Claiming that poetry is essentially an oral art and thus eminently suitable as discourse for language teaching and learning, the author guides readers through stepby-step strategies in how to make the pictures of poetry visible and the sounds of poetry audible for language-learning students. Using the poem “Ozymandias” by Percy Bysshe Shelley, the author presents strategies that allow us to see and understand the people, the place, and the drama felt throughout the poem. She makes clear that these strategies can be used with most poems. She chooses objects and moments from students’ everyday experiences to demonstrate each technique, and she explains how such ordinary objects and events can bring out the essence of each poem. These techniques also offer opportunities for the practice of all language skills, and they promote student group and pair work for vocabulary recycling and practice of structure as they enjoy literary content.

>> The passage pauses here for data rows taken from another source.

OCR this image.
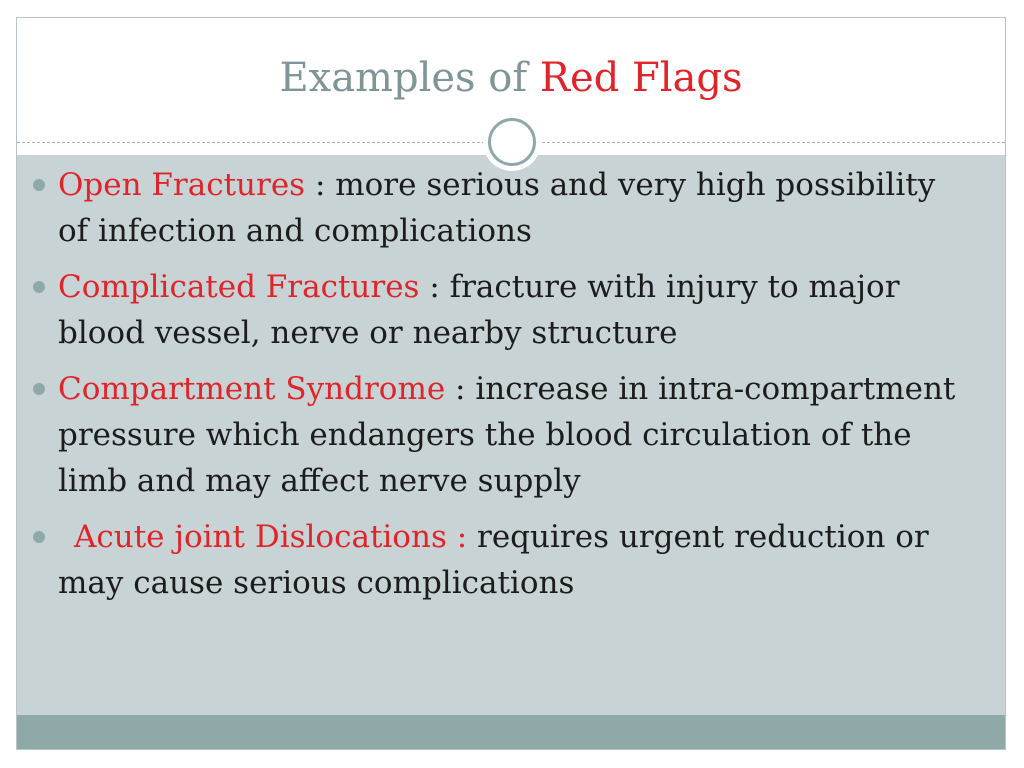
Examples of Red Flags
Open Fractures : more serious and very high possibility of infection and complications
Complicated Fractures : fracture with injury to major blood vessel, nerve or nearby structure
Compartment Syndrome : increase in intra-compartment pressure which endangers the blood circulation of the limb and may affect nerve supply
Acute joint Dislocations : requires urgent reduction or may cause serious complications
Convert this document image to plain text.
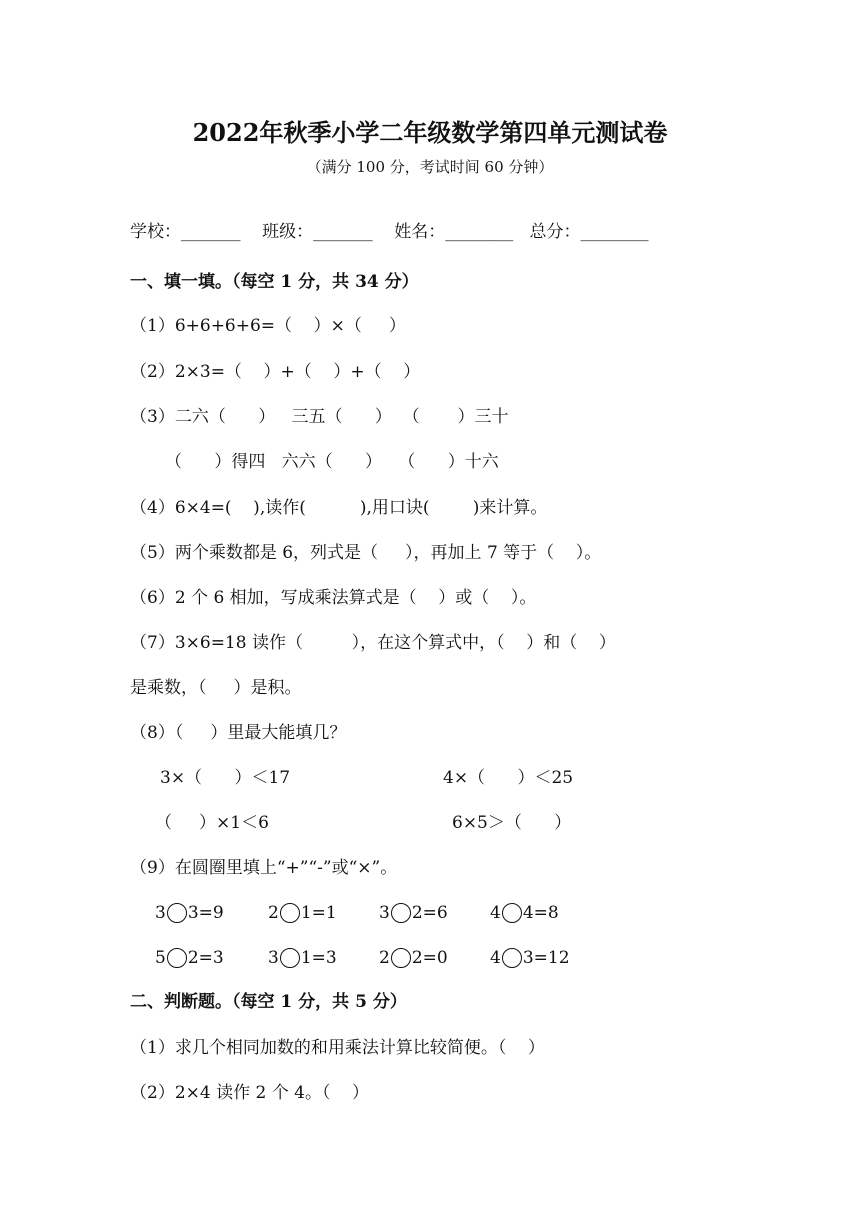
2022年秋季小学二年级数学第四单元测试卷
（满分 100 分，考试时间 60 分钟）
学校：_______    班级：_______    姓名：________   总分：________
一、填一填。（每空 1 分，共 34 分）
（1）6+6+6+6=（    ）×（     ）
（2）2×3=（    ）+（    ）+（    ）
（3）二六（      ）   三五（      ）  （       ）三十
（      ）得四   六六（      ）   （      ）十六
（4）6×4=(    ),读作(          ),用口诀(        )来计算。
（5）两个乘数都是 6，列式是（     ），再加上 7 等于（    ）。
（6）2 个 6 相加，写成乘法算式是（    ）或（    ）。
（7）3×6=18 读作（         ），在这个算式中，（    ）和（    ）
是乘数，（     ）是积。
（8）（     ）里最大能填几？
3×（      ）＜17	4×（      ）＜25
（     ）×1＜6	6×5＞（      ）
（9）在圆圈里填上“+”“-”或“×”。
3 3=9	2 1=1 3 2=6 4 4=8
5 2=3	3 1=3 2 2=0 4 3=12
二、判断题。（每空 1 分，共 5 分）
（1）求几个相同加数的和用乘法计算比较简便。（    ）
（2）2×4 读作 2 个 4。（    ）
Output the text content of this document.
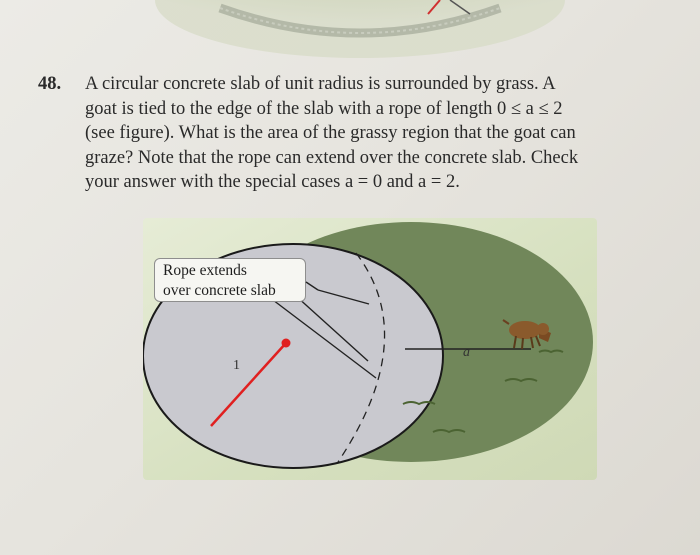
48. A circular concrete slab of unit radius is surrounded by grass. A
goat is tied to the edge of the slab with a rope of length 0 ≤ a ≤ 2
(see figure). What is the area of the grassy region that the goat can
graze? Note that the rope can extend over the concrete slab. Check
your answer with the special cases a = 0 and a = 2.
Rope extends
over concrete slab
1
a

From Narrative to Analytical: Using Theme/Rheme to Scaffold Students’ Revisions Between Genres of Writing

For many ESL students, the linguistic resources needed for explicit development of abstract ideas, a central tenet of academic writing, are difficult to control (Schleppegrell, 2004). Using the linguistic notion of Theme and Rheme (Halliday & Mathiessen, 2004), this piece is intended to share a way for teachers to explain differences between these two genres (analytical and personal) and raise students’ awareness of the new expectations of academic writing. The notions of Theme and Rheme focus instructors and students on specific language resources and at the same time reference broader discourse features that allow teachers the flexibility of both a micro and macro approach to writing instruction. Such an approach also provides ESL students a toolkit with which they can evaluate their own linguistic choices and incorporate their strengths with the personal genre of writing into a more academic, analytic genre of writing.